The PPP was originally established in the CARES Act this spring. In all, about 5 million firms received some $525 billion in loans through the program.
Generally, borrowers are eligible for PPP loan forgiveness if they apply at least 60% of the proceeds to payroll. Partial loan forgiveness may be available to those who don't meet this threshold.
Amounts that aren't wiped must be repaid and are subject to an interest rate of 1%.
A second draw from PPP
Small businesses may receive a second PPP loan if they have fewer than 300 employees and can prove that their revenue has fallen by 25%, according to a summary from the House Small Business Committee.
The maximum amount for a second draw will be $2 million.
Publicly traded companies will be barred from participating, according to Republicans on the House Small Business Committee.
There's no denying that small businesses are in desperate need of cash to keep their doors open.
Whether those business owners will have an appetite to borrow more money is a different story, said certified financial planner Dan Herron, CPA and principal of Elemental Wealth Advisors in San Luis Obispo, California.
"I don't think clients want to do it again," he said. "The continually moving goal posts, the lack of uniformity on forgiveness applications — it's a pain."
The legislation also creates a simplified forgiveness application for businesses that took PPP loans under $150,000.
Firms that received a cash advance through the Economic Injury Disaster Loan program also will no longer have to deduct the advance from their PPP loan forgiveness amount.
Finally, the relief package answers a burning question on the minds of borrowers: Yes, business owners can claim deductions for expenses covered by PPP loan proceeds
Appearing on CNBC's "Squawk on the Street" Monday morning, Treasury Secretary Steven Mnuchin confirmed that Congress agreed to permit tax deductibility on those expenses.

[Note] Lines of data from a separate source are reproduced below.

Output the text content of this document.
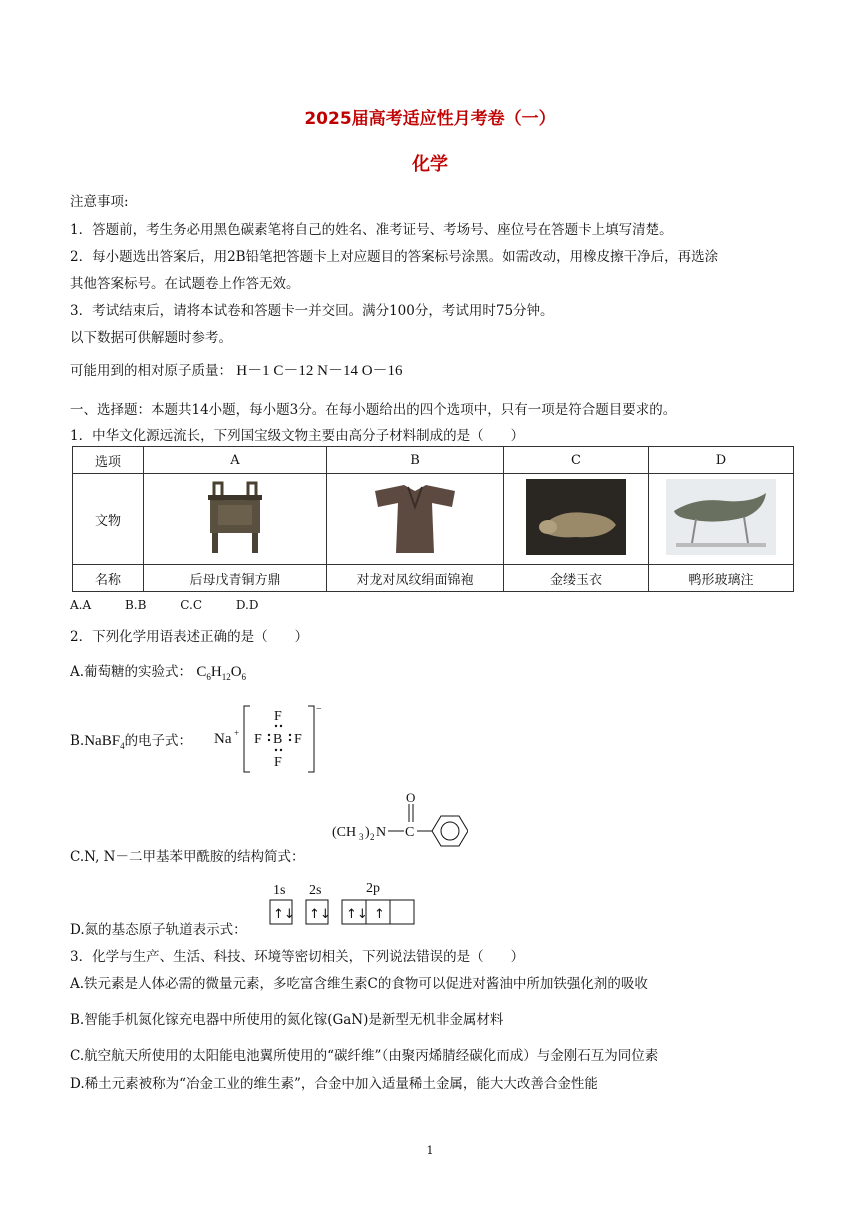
2025届高考适应性月考卷（一）
化学
注意事项:
1．答题前，考生务必用黑色碳素笔将自己的姓名、准考证号、考场号、座位号在答题卡上填写清楚。
2．每小题选出答案后，用2B铅笔把答题卡上对应题目的答案标号涂黑。如需改动，用橡皮擦干净后，再选涂
其他答案标号。在试题卷上作答无效。
3．考试结束后，请将本试卷和答题卡一并交回。满分100分，考试用时75分钟。
以下数据可供解题时参考。
可能用到的相对原子质量： H－1 C－12 N－14 O－16
一、选择题：本题共14小题，每小题3分。在每小题给出的四个选项中，只有一项是符合题目要求的。
1．中华文化源远流长，下列国宝级文物主要由高分子材料制成的是（　　）
选项	A	B	C	D
文物				
名称	后母戊青铜方鼎	对龙对凤纹绢面锦袍	金缕玉衣	鸭形玻璃注
A.A	B.B	C.C	D.D
2．下列化学用语表述正确的是（　　）
A.葡萄糖的实验式： $C_6H_{12}O_6$
B.NaBF$_4$的电子式： Na +
−
F
F B F
F
C.N, N－二甲基苯甲酰胺的结构简式：
(CH 3 ) 2 N C
O
D.氮的基态原子轨道表示式：
1s 2s	2p
↑↓ ↑↓ ↑↓ ↑
3．化学与生产、生活、科技、环境等密切相关，下列说法错误的是（　　）
A.铁元素是人体必需的微量元素，多吃富含维生素C的食物可以促进对酱油中所加铁强化剂的吸收
B.智能手机氮化镓充电器中所使用的氮化镓(GaN)是新型无机非金属材料
C.航空航天所使用的太阳能电池翼所使用的“碳纤维”（由聚丙烯腈经碳化而成）与金刚石互为同位素
D.稀土元素被称为“冶金工业的维生素”，合金中加入适量稀土金属，能大大改善合金性能
1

The issue has been a contentious one. Forgiveness of the PPP loan is tax-free, but the Treasury and IRS have said that covered expenses aren't deductible.
Allowing the deduction would create a double tax benefit, the agencies previously said. Treasury and the IRS said last month that business owners who "reasonably believe" their PPP loans will be forgiven can't deduct the costs.
Meanwhile, tax professionals have said that blocking deductibility could saddle owners with higher taxes.
Though the ability to write off the expenses would be welcome news for small businesses, tax professionals are keeping an eye out for any limitations — or guardrails — Congress may place on firms wanting to deduct those costs.
The relief may be too late for small businesses that have already made fourth-quarter estimated payments.
"It's going to be too little too late for some borrowers who already paid in as if they weren't going to get deductions," said Tony Nitti, partner in RubinBrown's Tax Services Group.
"They will still be grateful to have deductibility, but it creates some sticky planning issues as we get into the last few days of the year," he said.